Hacker News new | ask | show | jobs
by fen4o 3006 days ago
Exactly. This led to the famous OSX double goto bug [0]

  if ((err = SSLHashSHA1.update(&hashCtx, &signedParams)) != 0)
    goto fail;
    goto fail;
  ... other checks ...
  fail:
    ... buffer frees (cleanups) ...
    return err;
[0] https://www.dwheeler.com/essays/apple-goto-fail.html
4 comments

The "Avoid Else, Return Early" blog post above appears to be about JavasScript code, which (along with Java, C#, Python, Ruby etc) do not ready do "buffer frees (cleanups)" much. They have other language and runtime mechanisms for this such as GC and try...finally blocks, which work fine with early return.

Yes, in the presence of teardown code at the end of the method, as is common idiom in C, avoid early return. This appears to be the case for apple's "goto fail" code.

However, don't generalise this to all languages.
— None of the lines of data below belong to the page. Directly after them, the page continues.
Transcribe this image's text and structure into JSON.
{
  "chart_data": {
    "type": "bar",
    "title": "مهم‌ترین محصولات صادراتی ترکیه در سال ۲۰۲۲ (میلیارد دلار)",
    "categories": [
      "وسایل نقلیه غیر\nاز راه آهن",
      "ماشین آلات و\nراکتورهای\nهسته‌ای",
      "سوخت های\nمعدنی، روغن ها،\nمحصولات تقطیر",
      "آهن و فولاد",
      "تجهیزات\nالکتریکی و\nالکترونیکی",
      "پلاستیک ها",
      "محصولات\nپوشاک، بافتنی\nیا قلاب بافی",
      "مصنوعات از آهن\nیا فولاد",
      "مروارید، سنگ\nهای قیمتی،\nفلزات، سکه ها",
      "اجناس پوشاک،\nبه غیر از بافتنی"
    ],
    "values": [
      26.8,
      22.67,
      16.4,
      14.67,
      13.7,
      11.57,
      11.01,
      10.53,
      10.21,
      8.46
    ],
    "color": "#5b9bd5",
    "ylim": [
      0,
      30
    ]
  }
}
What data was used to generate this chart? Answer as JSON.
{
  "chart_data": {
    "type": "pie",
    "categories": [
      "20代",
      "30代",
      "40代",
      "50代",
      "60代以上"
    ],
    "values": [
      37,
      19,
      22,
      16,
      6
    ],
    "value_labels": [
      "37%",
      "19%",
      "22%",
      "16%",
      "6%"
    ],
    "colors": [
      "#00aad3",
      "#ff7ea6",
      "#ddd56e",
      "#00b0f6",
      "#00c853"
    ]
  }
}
I don't really understand why the use of goto is to blame there. If it was not a double goto but a double return, that'd still lead to this bug, no?
The goto fail snippet doesn't conform to the "one logical statement per line" guideline in the article though, so the author would advise against this style too.
`goto` wouldn't be used in a return early philosophy.
Goto is heavily used to return early, by jumping to the cleanup section at the bottom of the function. Otherwise, you have to repeat the cleanup code at each exit point, or use the dreaded pyramid of doom where each failure point introduces another indent level, which is what the author here is trying to avoid in the first place.
Not a C-programmer at all but I would separate out the resource creation/access from acting on the resource. So Open X, Do Y on X, Close X would have do Y on X in a separate function and possibly Open X and Close X as well. This way Close X would be executed regardless of the result of Do Y on X.

Only by doing multiple things in one function you really need to use goto's in C. (again, as far I can judge coding in C, not an expert!)

"cleanup section at the bottom of the function" is pretty rare in JavaScript, which is what the original blog post is discussing. Same with Java, C#, Ruby etc.

No, it doesn't play well with early return, so avoid mixing them.

Actually, in Ruby we have "ensure"

    def foo arg
      return true if arg == 42
      puts "got past the guard"
      raise "blah"
    ensure
      puts "ensure always"
    end
    
    foo(42)
    foo(3)
The "ensure" blocks gets executed whether or not you return early, throw exception or return at the end of the block.
There are several constructs for it, see also "try ... finally" on C# and Java, and "using" statements in C#.

All make the "goto manual cleanup at end" less necessary, and make early return easier to use.

I should have specified that I was talking about C. You usually don’t need this pattern when you have garbage collection or C++ RAII.